Summary

The ever increasing complexity of genetic circuits will soon call for the need of enhanced biological data storage devices. In light of this we have devised an innovative generic memory system that couples to the signals in these circuits. This Cellular Logbook can remember which of these signals were encountered at what intensity or at which time. Storage is done by DNA methylation of restriction sites, after which we can read out whether or not a signal has been present by use of restriction enzymes and gel electrophoresis.

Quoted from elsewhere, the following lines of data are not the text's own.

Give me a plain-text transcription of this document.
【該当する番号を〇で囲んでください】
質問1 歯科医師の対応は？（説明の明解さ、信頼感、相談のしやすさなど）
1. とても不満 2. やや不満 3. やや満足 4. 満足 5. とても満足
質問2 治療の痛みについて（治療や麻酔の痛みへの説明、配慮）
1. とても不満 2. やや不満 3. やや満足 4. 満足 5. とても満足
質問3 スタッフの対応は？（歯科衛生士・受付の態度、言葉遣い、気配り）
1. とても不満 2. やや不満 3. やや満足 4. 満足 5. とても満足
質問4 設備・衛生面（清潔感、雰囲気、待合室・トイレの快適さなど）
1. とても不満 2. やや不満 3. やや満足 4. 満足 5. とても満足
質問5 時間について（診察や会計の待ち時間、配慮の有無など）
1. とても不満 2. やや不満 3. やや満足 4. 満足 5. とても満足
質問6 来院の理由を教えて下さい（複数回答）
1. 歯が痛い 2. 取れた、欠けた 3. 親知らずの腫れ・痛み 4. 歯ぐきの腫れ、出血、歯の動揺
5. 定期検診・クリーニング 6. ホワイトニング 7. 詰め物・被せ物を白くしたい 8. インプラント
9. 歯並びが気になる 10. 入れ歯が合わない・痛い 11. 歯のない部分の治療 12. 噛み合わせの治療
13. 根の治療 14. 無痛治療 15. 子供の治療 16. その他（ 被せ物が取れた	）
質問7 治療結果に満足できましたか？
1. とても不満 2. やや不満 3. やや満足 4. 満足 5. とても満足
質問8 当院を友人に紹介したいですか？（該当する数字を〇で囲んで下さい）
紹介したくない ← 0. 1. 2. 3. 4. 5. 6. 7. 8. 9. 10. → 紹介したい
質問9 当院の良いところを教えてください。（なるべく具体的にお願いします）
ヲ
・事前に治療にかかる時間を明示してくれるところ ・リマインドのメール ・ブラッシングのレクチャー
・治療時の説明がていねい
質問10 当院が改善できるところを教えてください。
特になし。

Furthermore, because of the dilution of methylated bits due to cellular proliferation and degradation, an indication of the time of registering can be inferred from the proportian of methylated bits in the total bits. This novel memory system not only offers great expandability in terms of detectable signals, but also holds great promise as a multi-sensor utility in experimental and industrial environments.

Experimental Setup

A preliminary methylation-based plasmid, lacking the Zinc Finger, was constructed using the Gibson assembly method. A lambda pLac hybrid promoter (R0011), medium ribosomal binding site (B0032), M.ScaI methyltransferase attached to a Myc linker and a double terminator (B0014) were cloned into the pSB1AT3 backbone plasmid (origin of replication pUC19-derived pMB1, copy number 100–300 per cells, ampicillin and tetracycline resistance genes). The final construct containing two ScaI sites was transformed into Library Efficiency DH5α™ Competent bacteria (Invitrogen Cat. No. 18263-012) and were cultured overnight in LB medium and ampicillin, in the presence and absence of 100 µM IPTG. The plasmid was isolated and digested with the restriction enzymes EcoRI, ScaI and ScaI + EcoRI (double digestion), incubated for an hour at 37˚C and run on a 1% agarose gel in 0.5X TBE with 0.5 µgml-1 ethidium bromide.

Model: Memory Generations

Methylation patterns are not transferred to the progeny in bacterial cell division, which will cause the amount of methylated bits after signal registering to be diluted over time due to natural cell death and plasmid degradation. Because of  this, the time of onset of the signal can be inferred from the fraction of methylated bits / total bits. A ‘toy model’ established the desired working of our system and yielded insight into the roles of various parameters therein (e.g. proliferation rate, death rate, processing speed). Toy model: 1.A single bit per cell, which can either be in either the methylated or unmethylated state 2.Logistic (bounded) growth for the memory cell population, with a capacity limit of 5000. 3.A fast processing speed, defined as the rate at which bits are written in response to signal detection, causing all cells to be methylated within a short time window. 4.Division of a methylated cell results in a methylated and an unmethylated cell

Caption: By measuring the fraction of methylated/total bits, the time of offset of the signal can be deduced. Analyzing the above graph, we see a unique fraction for each time point after the onset of the signal.